Between Two Paths
7 Entre Olhares e Silêncios
O laboratório estava mais silencioso do que o normal naquela tarde.
Daeron revisava relatórios perto da bancada central, concentrado, quando percebeu Derek se aproximando. O diretor tinha o olhar ligeiramente fechado, a expressão séria, mas havia algo mais — algo que o fez enrijecer.
— Daeron… — começou Derek, a voz baixa, carregada de intensidade. — Posso te fazer uma pergunta?
— Claro… — respondeu o menor, ainda digitando, sem perceber a tensão no ar.

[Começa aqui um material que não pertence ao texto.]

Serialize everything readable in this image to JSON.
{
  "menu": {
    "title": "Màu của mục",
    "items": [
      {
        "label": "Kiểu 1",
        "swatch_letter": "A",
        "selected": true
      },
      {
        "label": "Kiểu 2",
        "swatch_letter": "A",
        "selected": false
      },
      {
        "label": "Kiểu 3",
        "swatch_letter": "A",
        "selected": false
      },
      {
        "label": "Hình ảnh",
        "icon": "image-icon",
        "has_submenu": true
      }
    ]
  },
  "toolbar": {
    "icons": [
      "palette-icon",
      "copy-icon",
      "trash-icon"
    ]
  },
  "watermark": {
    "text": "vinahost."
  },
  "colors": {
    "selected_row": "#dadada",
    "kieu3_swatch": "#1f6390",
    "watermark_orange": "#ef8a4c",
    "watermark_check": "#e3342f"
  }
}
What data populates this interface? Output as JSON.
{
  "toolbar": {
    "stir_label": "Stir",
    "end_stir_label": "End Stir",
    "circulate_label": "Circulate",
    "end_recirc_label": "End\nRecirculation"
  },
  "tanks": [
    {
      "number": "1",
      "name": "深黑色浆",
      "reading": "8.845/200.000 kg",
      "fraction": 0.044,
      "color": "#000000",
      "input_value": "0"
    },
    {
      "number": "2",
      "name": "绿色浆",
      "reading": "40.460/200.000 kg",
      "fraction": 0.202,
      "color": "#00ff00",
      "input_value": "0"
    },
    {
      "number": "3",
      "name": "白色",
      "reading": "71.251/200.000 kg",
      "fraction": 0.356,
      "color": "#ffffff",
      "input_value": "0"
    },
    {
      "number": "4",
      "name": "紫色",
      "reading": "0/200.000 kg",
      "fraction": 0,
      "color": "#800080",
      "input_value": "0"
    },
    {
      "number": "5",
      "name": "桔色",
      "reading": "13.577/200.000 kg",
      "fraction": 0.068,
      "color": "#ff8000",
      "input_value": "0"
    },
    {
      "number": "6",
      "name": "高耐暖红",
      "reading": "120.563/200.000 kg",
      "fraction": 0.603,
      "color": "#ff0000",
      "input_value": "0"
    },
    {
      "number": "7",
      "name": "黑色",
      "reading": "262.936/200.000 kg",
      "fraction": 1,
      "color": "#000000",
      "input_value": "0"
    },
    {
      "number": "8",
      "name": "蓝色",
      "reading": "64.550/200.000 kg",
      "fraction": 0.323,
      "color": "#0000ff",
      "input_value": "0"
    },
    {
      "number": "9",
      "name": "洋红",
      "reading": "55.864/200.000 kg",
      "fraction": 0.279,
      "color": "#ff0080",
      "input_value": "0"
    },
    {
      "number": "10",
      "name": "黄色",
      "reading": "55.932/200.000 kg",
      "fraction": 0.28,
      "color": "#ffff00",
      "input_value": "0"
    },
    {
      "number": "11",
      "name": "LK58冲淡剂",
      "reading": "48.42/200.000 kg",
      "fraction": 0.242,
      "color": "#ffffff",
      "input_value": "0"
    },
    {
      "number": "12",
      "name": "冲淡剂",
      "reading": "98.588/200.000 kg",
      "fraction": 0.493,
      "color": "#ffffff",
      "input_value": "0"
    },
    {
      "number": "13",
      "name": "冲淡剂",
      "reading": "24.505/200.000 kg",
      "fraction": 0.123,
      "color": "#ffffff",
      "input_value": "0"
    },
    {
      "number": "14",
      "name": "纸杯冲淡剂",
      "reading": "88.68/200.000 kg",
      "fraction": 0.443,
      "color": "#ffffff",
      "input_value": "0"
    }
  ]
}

— Quem era aquele outro pesquisador com quem você conversou agora há pouco? — Derek perguntou, quase sem mascarar a pontada de ciúme.
Daeron parou imediatamente, o coração batendo mais rápido.
— Outro pesquisador? Ah… só o professor Carvalho. Ele precisava de algumas informações sobre o composto experimental.
Derek se aproximou mais, os olhos fixos nos dele, e Daeron sentiu o calor do corpo do outro invadindo seu espaço pessoal.
— Só isso? — Derek murmurou, os braços cruzados, mas o queixo ligeiramente inclinado, mostrando que cada palavra carregava mais do que a simples preocupação.
Daeron suspirou, tentando manter a calma.
— Sim, apenas profissional. — Ele levantou o olhar, encontrando os olhos escuros de Derek. — Não há motivo para ciúmes.
O moreno deu um passo adiante, aproximando-se o suficiente para que Daeron sentisse a respiração dele.
— Não é só ciúmes… — disse Derek, a voz baixa, intensa. — É que… não gosto da ideia de te ver tão próximo de outras pessoas assim.
Daeron sentiu o corpo reagir, o coração disparando. O queixo dele tremia ligeiramente, e a sensação de vulnerabilidade era estranha, mas não desagradável.
— Eu… eu não sabia… — murmurou, hesitante. — Eu não faria nada para te machucar.
Derek respirou fundo, controlando a intensidade que ameaçava transbordar.
— Eu sei. — respondeu, aproximando a mão e segurando delicadamente a do menor. — Mas às vezes, só às vezes, preciso que você saiba… o quanto você significa pra mim.
Daeron olhou para a mão que envolvia a sua. Um calor se espalhou pelo peito dele, e a tensão acumulada nos últimos dias finalmente encontrou uma saída.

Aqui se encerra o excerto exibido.